A Transformative Left Needs to Speak for People Outside the Palaces of Government

Left-wing forces in Spain, France, Germany and Greece all recently suffered damaging splits. They each stumbled over a common problem: how to influence institutions while focusing on priorities ignored by the dominant media-political class.

Pablo Iglesias Participates In A Rally With Podemos Candidates In Madrid

Former vice president of the government Pablo Iglesias (L); Podemos candidate for mayor of Madrid Roberto Sotomayor (R); and candidate for the presidency of the Community of Madrid Alejandra Jacinto (C) participate in a rally at Espacio Rastro on May 25, 2023 in Madrid, Spain. (Fernando Sanchez / Europa Press via Getty Images)


In 1975, just months before he was brutally murdered, Pier Paolo Pasolini was sitting on a terrace in the port of Ostia, today an outlying suburb of Rome. With a magazine in hand, the Italian filmmaker ruminated over what he should write in his column for the Corriere della Sera. He noticed that the weekly he was reading only talked about “important” people, those “serious” individuals who define history. When he looked up and saw the ordinary people around him, he asked himself where these highfalutin individuals were, where they lived. His answer was striking: “An unexpected idea, a lightning flash, confronts me with words which are, I believe, not only clear but anticipate my answer: ‘They live in the Palace’.”

Pasolini concluded that for the major Italian press outlets, “Only what goes on in ‘the Palace’ seems worthy of attention and interest: all the rest is minutiae, a swarming mass, shapeless, second-rate.” Based on this insight, Pasolini wrote his article “Outside the Palace,” which the brilliant Italian describes as the place where we find (political, economic, and cultural) power, its bearers, and its many courtiers.

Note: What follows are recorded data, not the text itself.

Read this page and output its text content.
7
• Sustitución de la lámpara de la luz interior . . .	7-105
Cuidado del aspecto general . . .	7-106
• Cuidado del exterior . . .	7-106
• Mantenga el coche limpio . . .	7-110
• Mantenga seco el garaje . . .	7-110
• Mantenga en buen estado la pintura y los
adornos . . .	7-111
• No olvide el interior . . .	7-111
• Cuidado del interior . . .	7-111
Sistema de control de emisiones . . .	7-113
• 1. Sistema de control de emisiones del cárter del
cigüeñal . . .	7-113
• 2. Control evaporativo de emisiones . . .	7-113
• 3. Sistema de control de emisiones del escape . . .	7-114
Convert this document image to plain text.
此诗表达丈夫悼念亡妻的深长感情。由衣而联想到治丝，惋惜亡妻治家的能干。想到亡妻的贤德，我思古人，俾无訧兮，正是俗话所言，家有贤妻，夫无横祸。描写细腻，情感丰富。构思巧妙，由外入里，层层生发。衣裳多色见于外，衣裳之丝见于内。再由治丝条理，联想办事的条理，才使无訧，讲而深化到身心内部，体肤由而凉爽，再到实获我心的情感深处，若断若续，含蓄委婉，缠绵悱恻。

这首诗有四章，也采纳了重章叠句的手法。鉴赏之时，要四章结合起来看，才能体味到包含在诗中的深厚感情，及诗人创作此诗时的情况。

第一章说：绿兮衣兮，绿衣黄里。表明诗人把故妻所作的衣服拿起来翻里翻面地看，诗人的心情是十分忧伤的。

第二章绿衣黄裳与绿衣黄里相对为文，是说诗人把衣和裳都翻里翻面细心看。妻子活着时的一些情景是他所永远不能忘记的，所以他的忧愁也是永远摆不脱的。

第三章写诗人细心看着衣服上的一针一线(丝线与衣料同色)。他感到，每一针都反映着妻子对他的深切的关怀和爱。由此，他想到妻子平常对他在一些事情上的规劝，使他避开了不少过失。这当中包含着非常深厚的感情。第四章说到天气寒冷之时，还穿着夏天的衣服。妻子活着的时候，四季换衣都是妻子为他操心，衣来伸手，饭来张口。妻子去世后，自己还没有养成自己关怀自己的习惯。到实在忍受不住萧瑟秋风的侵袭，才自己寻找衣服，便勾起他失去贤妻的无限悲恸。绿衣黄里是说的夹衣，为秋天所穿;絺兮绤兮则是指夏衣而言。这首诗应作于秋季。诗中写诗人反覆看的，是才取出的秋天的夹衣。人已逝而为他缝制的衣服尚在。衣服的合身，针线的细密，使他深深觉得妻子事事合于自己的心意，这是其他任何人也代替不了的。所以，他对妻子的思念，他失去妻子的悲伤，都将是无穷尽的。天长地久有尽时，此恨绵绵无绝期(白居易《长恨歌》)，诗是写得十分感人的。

This allegory drawn from Pasolini is perhaps useful in explaining what is happening to the Left today, in Western Europe and in my own country, Spain. And believe me — here in the Old Continent, the radical left is living through strange times. It is in government in Spain, it has been in government in Greece, it is challenging the powers that be in France, and in Germany it constructed an opposition force. And yet . . . in each of these four countries the parties of the Left have splintered, taking us into what I venture to call “the time of splits.”